Serangkaian kabar tersebut membuat harga emas ambrol. Melansir data Refinitiv, kemarin harga emas ambrol 1,85%, sementara pada hari ini Selasa (24/11/2020) merosot 1,22% ke US$ 1.813,30/troy ons pada pukul 17:54 WIB.
Yang menarik, dolar AS juga tertekan pada hari ini. Indeks dolar AS turun 0,3% ke 92,22. Dolar AS dan emas merupakan 2 aset yang memiliki korelasi negatif, artinya ketika dolar AS melemah maka emas akan cenderung menguat begitu juga sebaliknya.
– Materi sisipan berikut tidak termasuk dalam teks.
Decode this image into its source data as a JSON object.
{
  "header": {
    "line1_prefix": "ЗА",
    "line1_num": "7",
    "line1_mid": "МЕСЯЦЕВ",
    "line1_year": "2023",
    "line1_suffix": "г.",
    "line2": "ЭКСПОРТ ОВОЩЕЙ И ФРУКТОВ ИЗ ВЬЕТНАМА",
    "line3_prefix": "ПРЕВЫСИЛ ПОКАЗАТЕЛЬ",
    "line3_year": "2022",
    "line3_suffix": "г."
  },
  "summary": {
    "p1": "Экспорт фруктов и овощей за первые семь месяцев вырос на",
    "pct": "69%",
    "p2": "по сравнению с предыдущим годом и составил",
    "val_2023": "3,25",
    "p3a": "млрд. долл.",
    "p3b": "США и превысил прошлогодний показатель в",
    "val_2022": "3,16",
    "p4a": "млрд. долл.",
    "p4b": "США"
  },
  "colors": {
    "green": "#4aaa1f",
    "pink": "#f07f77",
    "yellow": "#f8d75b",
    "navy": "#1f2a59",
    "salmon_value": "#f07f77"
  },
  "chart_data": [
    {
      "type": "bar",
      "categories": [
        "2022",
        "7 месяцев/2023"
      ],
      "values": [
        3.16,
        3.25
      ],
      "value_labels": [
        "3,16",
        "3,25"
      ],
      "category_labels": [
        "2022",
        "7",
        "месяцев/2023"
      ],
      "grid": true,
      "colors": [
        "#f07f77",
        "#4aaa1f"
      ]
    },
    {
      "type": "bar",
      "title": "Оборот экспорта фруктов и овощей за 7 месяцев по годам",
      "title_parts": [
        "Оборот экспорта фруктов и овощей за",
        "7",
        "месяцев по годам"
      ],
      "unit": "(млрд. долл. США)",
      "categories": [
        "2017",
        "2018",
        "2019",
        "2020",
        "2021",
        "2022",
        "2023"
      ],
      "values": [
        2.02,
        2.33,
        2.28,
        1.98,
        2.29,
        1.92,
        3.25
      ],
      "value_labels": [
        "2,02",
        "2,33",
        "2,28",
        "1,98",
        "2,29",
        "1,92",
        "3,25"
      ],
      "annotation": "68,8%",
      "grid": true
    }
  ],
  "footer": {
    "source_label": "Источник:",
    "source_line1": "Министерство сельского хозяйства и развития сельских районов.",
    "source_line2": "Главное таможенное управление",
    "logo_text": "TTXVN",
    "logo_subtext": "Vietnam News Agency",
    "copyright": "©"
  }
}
Hal ini terjadi karena emas dunia dibanderol dengan dolar AS, ketika the greenback melemah, maka harga emas bagi pemegang mata uang lainnya menjadi lebih murah dan permintaannya berpotensi meningkat, sehingga harganya akan terdongkrak.
Selain itu, faktor-faktor yang membuat dolar AS melemah seperti stimulus moneter dan fiskal justru menjadi "bahan bakar" bagi emas untuk menguat.
Tetapi di belakangan ini, pergerakan keduanya cenderung searah.
Sepanjang bulan November, harga emas dunia ambrol 3,4%, sementara indeks dolar AS merosot nyaris 2%.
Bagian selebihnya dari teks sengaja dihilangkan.